Diese Platte prägte für mich das Verständnis, dass ein Album durchgehend gehört werden sollte, oder vielmehr dass ein Album so gut sein muss, dass man es von Anfang bis zum Ende hören will. Der Fluss, der durch das Weglassen der üblichen Pausen zwischen den Songs entsteht, will gut überlegt sein und wie in diesem Falle mit genauester Präzision ausgeführt werden. Ganz im Gegensatz zu Jimi Hendrix, der das auch machte, aber die pausenlose Aneinanderreihung mit acidgetränkten Akzenten durchführte, wobei das genau so beeindruckend ist. “Shine On You Crazy Diamond”ist natürlich die Perle des Albums und ich finde es auch entgegen gesetzter Meinungen gut, dass es auf die beiden Seiten der Platte verteilt ist. Es gibt der Platte Bookends, wie man es im Englischen nennt, und das fordert das Wollen nach mehrmaligem Hören.

Wie würdest Du die Musik von Pink Floyd auf “Wish You Were Here” beschreiben? Ist etwa die Band hier noch in den psychedelischen Anfangstagen verwurzelt, oder ist das schon eine ganz neue stilistische Ebene? Welche maßgeblichen Elemente machen das Album aus?

Für mich liegt die Größe der Platte in dem, dass keine Note zu viel ist und jeder auch noch so kleine Sound an seinem exakt richtigen Platz sitzt. Die musikalische Darbietung ist in diesem Sinne ohne jegliches Fett und zeigt, dass sie hier die Meister ihres eigenen Genres wurden. Wo „Dark Side Of The Moon“ noch überladen ist mit Showoff-Effekten, ist hier nur mehr Dienliches am Start. Es ist auch die Balance zwischen den trippigen Undergroundsounds der Anfangstage und breiten Melodien so geschickt getroffen, dass es allgemein verständlich ist, ohne sich dem Kommerz hinzugeben. Ein interessanter Aspekt ist für mich auch, dass die Brüche in der Gestaltung nicht als aufzeigende Maßnahmen gesetzt wurden, sondern mehr um den Fluss zu beschleunigen oder zu entschleunigen. Aber ich fand es immer schon eleganter, den Hörer durch sublime aber zwingende Elemente in deine Ecke zu ziehen, als sie mit dem Prügel über den Kopf dahin zu zwingen.
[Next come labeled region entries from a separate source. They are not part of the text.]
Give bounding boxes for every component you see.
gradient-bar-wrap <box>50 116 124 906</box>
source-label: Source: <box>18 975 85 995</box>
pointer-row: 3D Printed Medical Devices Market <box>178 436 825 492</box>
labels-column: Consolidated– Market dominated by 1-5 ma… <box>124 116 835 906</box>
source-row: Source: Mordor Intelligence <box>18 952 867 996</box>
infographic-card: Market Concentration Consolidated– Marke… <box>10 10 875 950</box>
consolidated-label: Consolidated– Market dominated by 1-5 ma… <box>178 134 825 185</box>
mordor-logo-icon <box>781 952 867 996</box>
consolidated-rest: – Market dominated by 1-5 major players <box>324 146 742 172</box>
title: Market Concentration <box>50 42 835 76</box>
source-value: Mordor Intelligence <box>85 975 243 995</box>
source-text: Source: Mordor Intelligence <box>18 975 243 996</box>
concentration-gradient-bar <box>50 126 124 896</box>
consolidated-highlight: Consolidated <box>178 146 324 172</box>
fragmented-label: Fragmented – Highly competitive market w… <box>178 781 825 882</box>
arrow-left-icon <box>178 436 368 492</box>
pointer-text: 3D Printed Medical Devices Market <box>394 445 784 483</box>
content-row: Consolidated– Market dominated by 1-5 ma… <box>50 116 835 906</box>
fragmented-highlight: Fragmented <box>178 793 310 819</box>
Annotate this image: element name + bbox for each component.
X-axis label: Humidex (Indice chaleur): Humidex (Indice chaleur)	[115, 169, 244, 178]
Wie verhält sich “Wish You Were Here” zu “Dark Side Of The Moon”, dem ungleich erfolgreicheren Vorgängeralbum? Ist es eine logische Fortführung? Ist es eine Emanzipation, bzw. ein Fortschritt?

Ich sehe es als absoluten Fortschritt, mit einer zurückgenommen Effektivität letztendlich noch mehr zu erzielen. Nicht das „Dark Side Of The Moon“ eine schlechte Platte wäre, aber im Gesamten ist sie bei weitem nicht so in sich stimmig wie „Wish You Were Here“. Bei „Dark Side Of The Moon“ haben sie die Grenzen des Machbaren mehr als die der eigenen Entwicklungsfähigkeit gesucht, waren aber mit dem Glück beseelt, dass das genau zu der Zeit gefragt war.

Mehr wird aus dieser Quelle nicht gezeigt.